Basileia II pressiona banca

Este problema ganha força na actual conjuntura de urgência para o sector bancário nacional. Um dos factores a pressionar mais fortemente os bancos a resolver esta situação é a entrada em vigor (inicialmente prevista para este ano) das novas orientações do Comité de Basileia. Em destaque está a nova regulamentação que prevê que os défices dos fundos de pensões dos bancos passem a ser deduzidos aos capitais próprios. Até aqui, o Banco de Portugal admitia um corredor de 10 por cento para o diferencial entre o valor dos activos que constituem os fundos e os compromissos futuros assumidos pela banca. Com Basileia II etsa norma desaparecerá. É por isso que este tema é crítico para os bancos portugueses.

Além disso, ao contrário do que se passa no resto dos países, em Portugal os bancos são responsáveis por garantir a solvabilidade das reformas dos seus empregados. Em momento de queda das bolsas, as responsabilidades do banco para com os seus trabalhadores devem estar integralmente cobertas pelos activos do fundo de pensões.

A aplicação de Basileia II terá forte impacto no BCP, que tem sob sua gestão o maior fundo de pensões do sector, com activos de 5,6 mil milhões de euros, sendo que cerca de um terço são acções. O fundo tem posições relevantes nos mercados bolsistas. Só a título de exemplo: tem 10 por cento da Cimpor e, em Outubro de 2009, comprou à EDP 3,4 por cento Sonaecom [dona do PÚBLICO].

Bolsas afectam fundos

A descida das cotações registada desde o início da crise financeira internacional tem colocado problemas adicionais aos bancos, que vêem os seus fundos de pensões ficar mais longe das exigências. No final de 2008, já com o impacto negativo da instabilidade dos mercados, os bancos portugueses registavam défices substanciais nos seus fundos de pensões. O BCP enfrentava um desvio actuarial de 1,6 mil milhões de euros. No BES, a deferença era de 765 milhões e no BPI de 271 milhões. Para 2009, ainda não há contas publicadas, mas os bancos têm garantido que os fundos estão equilibrados, muito à custa de um novo esforço financeiro destas entidades.

Esta matéria terá sempre de ser discutida em sede do contrato colectivo de trabalho (ACTV) e, embora não necessite de autorização legislativa, precisa do acordo das partes envolvidas.

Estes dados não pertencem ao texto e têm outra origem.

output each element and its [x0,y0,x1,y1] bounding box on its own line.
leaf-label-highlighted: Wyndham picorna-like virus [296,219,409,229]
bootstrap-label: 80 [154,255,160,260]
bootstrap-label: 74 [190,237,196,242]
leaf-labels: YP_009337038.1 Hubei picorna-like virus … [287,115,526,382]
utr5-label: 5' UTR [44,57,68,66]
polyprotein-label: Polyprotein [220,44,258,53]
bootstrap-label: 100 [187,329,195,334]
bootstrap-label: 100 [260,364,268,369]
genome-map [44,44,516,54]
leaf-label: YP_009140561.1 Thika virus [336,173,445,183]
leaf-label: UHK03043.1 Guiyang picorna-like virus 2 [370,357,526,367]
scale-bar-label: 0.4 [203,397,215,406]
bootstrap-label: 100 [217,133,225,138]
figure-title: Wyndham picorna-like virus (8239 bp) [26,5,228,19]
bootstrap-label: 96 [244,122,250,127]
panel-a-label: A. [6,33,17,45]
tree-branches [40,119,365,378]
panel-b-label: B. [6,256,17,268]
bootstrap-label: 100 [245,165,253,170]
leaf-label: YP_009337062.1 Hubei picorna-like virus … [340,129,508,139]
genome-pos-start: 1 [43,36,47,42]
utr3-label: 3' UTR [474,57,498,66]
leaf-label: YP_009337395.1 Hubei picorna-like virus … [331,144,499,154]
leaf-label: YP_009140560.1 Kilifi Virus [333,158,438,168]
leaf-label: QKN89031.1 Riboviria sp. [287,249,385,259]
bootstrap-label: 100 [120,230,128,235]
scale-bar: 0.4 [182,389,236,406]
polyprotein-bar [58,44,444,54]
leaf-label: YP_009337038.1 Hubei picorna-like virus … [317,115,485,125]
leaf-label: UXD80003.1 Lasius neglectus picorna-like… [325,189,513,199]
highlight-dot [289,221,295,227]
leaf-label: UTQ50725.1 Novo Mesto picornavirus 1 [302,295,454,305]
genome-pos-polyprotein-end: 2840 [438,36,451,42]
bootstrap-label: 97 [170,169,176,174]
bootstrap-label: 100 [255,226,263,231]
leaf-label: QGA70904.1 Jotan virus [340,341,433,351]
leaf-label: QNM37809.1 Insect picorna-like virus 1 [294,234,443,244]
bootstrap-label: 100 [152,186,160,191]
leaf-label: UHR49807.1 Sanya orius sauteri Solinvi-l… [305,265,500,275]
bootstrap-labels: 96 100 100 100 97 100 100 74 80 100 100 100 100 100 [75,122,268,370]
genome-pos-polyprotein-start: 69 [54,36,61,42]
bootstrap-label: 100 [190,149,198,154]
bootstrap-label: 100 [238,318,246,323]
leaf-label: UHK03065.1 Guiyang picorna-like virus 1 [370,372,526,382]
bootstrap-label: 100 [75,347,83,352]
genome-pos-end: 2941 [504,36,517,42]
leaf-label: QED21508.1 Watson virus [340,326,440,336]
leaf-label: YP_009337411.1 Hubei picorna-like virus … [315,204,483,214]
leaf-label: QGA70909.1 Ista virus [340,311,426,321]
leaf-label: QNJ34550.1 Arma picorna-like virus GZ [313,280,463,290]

Hoje os bancos têm mais trabalhadores reformados e pensionistas do que colaboradores no activo, o que implica que os seus fundos de pensões tenham mais beneficiários do que contribuintes. O sistema conta com cerca de 45 mil colaboradores (só a CGD emprega em Portugal 10 mil pessoas), tendo o dobro de pensionistas. Esta situação leva as instituições a fazer entregas periódicas para assegurar o provisionamento dos fundos, facto que as obriga a repensar o actual esquema de pensões de reforma.